Der Arbeitskreis Steuerschätzung geht von einem jährlichen Wachstum der Steuereinnahmen von 2 Prozent in den nächsten fünf Jahren aus. Das entspricht bis 2019 circa 4 Milliarden Euro. Brandenburg wird alleine im laufenden und nächsten Jahr über 120 Millionen Euro Mehreinnahmen haben, die nach meinem Verständnis zunächst für Pflichtaufgaben wie auch die Bombenbeseitigung eingesetzt werden sollten. Für mich steht im Vordergrund, dass den Menschen in den betroffenen Städten, die es nicht nur in Brandenburg, sondern auch in Niedersachsen, Sachsen und Nordrhein-Westfalen gibt, geholfen und deren Sicherheit gewährleistet wird.

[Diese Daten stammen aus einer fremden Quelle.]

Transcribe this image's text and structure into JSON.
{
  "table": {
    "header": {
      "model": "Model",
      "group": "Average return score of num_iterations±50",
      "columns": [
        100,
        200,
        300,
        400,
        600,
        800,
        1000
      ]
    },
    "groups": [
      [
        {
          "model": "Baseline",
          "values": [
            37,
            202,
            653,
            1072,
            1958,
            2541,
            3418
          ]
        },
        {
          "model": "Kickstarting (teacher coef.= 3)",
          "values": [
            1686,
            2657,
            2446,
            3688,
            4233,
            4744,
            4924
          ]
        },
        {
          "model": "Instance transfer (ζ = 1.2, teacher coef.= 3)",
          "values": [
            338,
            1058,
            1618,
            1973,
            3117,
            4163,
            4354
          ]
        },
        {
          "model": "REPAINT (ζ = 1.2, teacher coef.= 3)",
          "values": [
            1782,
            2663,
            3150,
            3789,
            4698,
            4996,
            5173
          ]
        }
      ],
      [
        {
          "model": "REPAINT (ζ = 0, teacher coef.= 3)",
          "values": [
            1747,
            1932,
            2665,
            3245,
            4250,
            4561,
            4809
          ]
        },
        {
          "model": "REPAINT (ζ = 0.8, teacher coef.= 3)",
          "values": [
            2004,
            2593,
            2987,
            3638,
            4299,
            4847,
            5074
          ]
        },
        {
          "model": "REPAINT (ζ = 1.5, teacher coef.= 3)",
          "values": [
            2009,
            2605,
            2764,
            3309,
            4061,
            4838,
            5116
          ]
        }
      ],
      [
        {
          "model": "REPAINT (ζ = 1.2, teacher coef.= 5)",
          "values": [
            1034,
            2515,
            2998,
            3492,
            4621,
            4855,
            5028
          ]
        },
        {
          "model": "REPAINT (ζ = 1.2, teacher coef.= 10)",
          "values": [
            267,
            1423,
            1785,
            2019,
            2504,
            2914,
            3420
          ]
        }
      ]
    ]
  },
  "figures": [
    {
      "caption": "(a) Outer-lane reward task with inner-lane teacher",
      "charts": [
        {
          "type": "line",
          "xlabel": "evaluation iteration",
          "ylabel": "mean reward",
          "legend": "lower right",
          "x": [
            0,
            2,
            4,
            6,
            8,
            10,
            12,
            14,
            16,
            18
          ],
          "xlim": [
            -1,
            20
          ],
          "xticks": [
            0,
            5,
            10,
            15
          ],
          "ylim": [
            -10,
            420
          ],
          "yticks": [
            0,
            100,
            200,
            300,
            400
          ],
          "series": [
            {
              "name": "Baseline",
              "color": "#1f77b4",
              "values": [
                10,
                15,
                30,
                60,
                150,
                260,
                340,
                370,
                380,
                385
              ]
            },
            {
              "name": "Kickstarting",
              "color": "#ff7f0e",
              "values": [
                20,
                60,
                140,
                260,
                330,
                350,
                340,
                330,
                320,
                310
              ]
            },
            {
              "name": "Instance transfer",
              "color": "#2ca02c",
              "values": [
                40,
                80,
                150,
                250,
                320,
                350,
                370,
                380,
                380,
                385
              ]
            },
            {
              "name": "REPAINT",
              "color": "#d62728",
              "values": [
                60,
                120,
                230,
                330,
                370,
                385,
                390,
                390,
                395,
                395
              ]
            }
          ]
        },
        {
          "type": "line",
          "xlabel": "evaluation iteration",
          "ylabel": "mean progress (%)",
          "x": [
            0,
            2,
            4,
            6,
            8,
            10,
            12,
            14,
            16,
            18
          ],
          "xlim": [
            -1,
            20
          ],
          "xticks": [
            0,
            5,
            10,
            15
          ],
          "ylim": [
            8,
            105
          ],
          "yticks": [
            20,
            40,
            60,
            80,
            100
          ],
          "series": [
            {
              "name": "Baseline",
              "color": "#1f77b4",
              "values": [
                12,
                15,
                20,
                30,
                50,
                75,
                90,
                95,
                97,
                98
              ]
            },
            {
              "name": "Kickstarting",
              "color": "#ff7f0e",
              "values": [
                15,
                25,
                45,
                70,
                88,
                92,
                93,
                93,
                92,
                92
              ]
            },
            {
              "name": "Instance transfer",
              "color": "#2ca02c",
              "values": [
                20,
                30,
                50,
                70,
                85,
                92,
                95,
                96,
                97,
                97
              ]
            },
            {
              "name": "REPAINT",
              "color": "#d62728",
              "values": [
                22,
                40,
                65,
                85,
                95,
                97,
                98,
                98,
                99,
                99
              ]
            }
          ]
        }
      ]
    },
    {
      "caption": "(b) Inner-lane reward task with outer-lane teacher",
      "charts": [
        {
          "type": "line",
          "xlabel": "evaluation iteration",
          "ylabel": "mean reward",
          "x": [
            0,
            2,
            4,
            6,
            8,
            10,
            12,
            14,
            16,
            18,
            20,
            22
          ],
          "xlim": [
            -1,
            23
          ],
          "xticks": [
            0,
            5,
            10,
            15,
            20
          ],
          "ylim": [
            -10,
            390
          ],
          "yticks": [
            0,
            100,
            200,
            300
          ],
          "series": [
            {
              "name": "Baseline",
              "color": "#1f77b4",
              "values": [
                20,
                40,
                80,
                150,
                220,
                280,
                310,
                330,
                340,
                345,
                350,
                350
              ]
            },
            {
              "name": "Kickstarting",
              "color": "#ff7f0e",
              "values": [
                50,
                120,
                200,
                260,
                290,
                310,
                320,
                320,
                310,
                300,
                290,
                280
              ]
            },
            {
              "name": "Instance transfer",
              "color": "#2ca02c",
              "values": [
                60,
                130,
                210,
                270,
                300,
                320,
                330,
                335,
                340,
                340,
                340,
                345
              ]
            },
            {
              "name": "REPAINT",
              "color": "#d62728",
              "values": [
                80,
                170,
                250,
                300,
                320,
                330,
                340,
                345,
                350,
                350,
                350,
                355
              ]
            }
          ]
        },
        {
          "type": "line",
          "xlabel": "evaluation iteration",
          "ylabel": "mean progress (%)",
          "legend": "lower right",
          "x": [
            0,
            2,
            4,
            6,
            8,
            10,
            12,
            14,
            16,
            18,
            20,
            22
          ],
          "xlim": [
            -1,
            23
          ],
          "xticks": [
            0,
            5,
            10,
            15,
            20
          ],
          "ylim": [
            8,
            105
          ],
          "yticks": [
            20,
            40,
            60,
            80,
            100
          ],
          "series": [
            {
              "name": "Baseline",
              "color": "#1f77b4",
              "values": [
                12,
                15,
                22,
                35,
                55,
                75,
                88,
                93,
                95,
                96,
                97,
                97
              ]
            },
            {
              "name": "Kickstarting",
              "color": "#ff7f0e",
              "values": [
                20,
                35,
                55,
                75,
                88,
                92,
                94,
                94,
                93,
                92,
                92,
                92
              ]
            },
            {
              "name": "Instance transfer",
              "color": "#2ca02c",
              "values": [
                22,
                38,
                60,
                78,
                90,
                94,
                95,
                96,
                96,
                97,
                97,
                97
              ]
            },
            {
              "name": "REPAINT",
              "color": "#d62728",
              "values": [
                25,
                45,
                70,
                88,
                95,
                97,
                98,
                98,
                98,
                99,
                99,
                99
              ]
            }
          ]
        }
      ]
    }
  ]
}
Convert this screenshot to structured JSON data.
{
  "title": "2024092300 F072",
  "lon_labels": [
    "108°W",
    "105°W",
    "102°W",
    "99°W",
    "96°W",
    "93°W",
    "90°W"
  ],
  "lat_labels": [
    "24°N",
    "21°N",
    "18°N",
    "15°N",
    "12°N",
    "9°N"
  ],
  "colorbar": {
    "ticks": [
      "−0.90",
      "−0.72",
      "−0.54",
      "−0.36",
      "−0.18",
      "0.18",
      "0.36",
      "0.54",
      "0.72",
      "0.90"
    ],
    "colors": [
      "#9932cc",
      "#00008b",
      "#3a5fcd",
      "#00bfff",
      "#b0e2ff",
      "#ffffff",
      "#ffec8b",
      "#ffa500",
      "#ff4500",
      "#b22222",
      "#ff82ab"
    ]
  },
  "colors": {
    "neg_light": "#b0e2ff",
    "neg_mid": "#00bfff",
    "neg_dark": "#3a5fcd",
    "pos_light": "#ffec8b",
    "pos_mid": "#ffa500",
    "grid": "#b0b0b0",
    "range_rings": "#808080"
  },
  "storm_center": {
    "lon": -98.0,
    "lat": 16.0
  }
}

Das Fazit muss lauten: Die Bomben müssen weg.
Wir sollten deshalb nicht an Maximalforderungen festhalten, sondern pragmatische Lösungen suchen, die die Beteiligten in die Lage versetzen, die besonders gefährlichen Bomben mit chemischen Langzeitzündern schneller als bisher sicher zu bergen. Ich kann mir gut vorstellen, dass wir in gemeinsamen Gesprächen mit gutem Willen auf beiden Seiten zu einer Einigung finden.
Für unterstützenswert hielte ich die Auflage eines Fonds – oder die Gründung einer Stiftung – für besonders belastete Regionen in Deutschland, der sich gleichermaßen aus Zuführungen der betroffenen Länder und des Bundes speist und zu einer fairen Kostenverteilung für alle führt. Eine komplette Kostenübernahme durch den Bund ist aus meiner Sicht jedoch nicht geboten. Ausschließlich die Rechnung nach Berlin zu schicken, wird der Verantwortung der Länder für die Sicherheit auch ihrer Bürgerinnen und Bürger nicht gerecht.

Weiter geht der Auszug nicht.